In 2016, ecologists from UCSB published guidelines for deciding which species should be revived to best impact the Earth’s ecosystems. The species selected were those that had gone extinct recently, were ecologically unique, and could be brought back in abundance. The species that met all 3 criteria were the Christmas Island pipistrelle bat (Pipistrellus murrayi), the Reunion giant tortoise (Cylindraspis indica) and the lesser stick-nest rat (Leporillus apicalis). However, no de-extinction programs have been initiated for these animals.
If nothing else, de-extinction is a golden opportunity to right our past wrongs. Humans are playing God by driving many of these animals to extinction due to hunting, polluting, and destruction of habitats. For instance, the passenger pigeon was abundantly found in North America, but around 1900, the last wild passenger pigeon was shot down by a boy with a BB gun. The Tasmanian tiger (thylacine) was a carnivorous marsupial native to Tasmania, New Guinea, and Australia, but went extinct in 1936 due to the combined impact of habitat loss, lack of prey, and hunting. The Pyrenean ibex (bucardo) was a European mountain goat that enjoyed thousands of years of peace before hunters arrived; the last one died in 1999.

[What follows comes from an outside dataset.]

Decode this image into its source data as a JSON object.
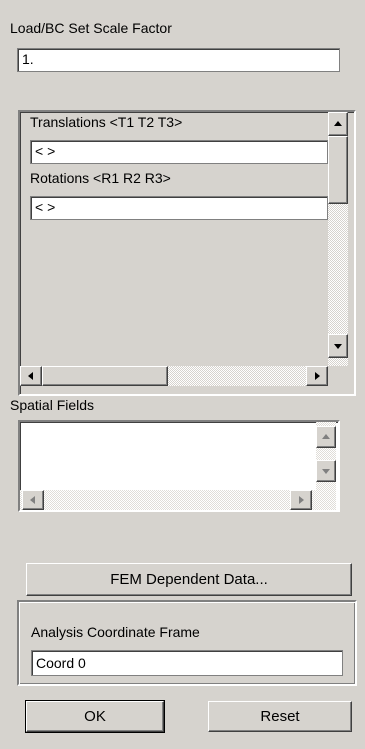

Yet, there is some protest that de-extinction itself can also be interpreted as playing God. Those in opposition argue that since the resurrected animals can never be 100% identical to the extinct original, de-extinction does not truly reverse the ecological damage caused by humans. Still, others are concerned that by the time we successfully de-extinct a single species, the planet will have already lost a thousand others. Nevertheless, supporters of de-extinction continue to promote it as a solution to the planet’s ongoing mass extinction event.
However, Phil Seddon, who helped formulate the IUCN guidelines, believes that we should first protect the animals that are still living. Despite these concerns, Dr Axel Moehrenschlager, who worked with Seddon on the IUCN guidelines, believes that since these tools exist, they should be put to use, like with the Northern White Rhino, which is a functionally extinct (no living male) and critically endangered species.

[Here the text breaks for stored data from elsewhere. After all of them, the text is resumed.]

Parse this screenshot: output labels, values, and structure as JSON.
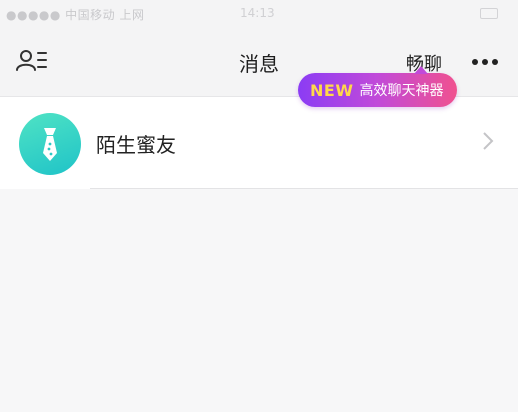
{
  "status_bar": {
    "left_text": "●●●●● 中国移动 上网",
    "time": "14:13"
  },
  "header": {
    "title": "消息",
    "chat_link": "畅聊",
    "contacts_icon": "contacts-list-icon",
    "more_icon": "more-dots-icon"
  },
  "badge": {
    "new_word": "NEW",
    "text": "高效聊天神器"
  },
  "list": {
    "items": [
      {
        "name": "陌生蜜友",
        "icon": "tie-icon"
      }
    ]
  },
  "colors": {
    "avatar": "#2cd2c6",
    "badge_start": "#8b3cf4",
    "badge_end": "#f0518f",
    "new_word": "#ffd84a"
  }
}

Although it has become a hot topic for debate, there are currently 7 active de-extinction projects worldwide: Aurochs (Bos taurus primigenius), the quagga (Equus quagga quagga), Floreana Island giant tortoise (Chelonoidis elephantopus), passenger pigeon, woolly mammoth, heath hen (Tympanuchus cupido) and an attempt to restore diverse moa species (order Dinornithiformes). If things go according to plan, we may be fortunate enough to see woolly mammoths in action once again!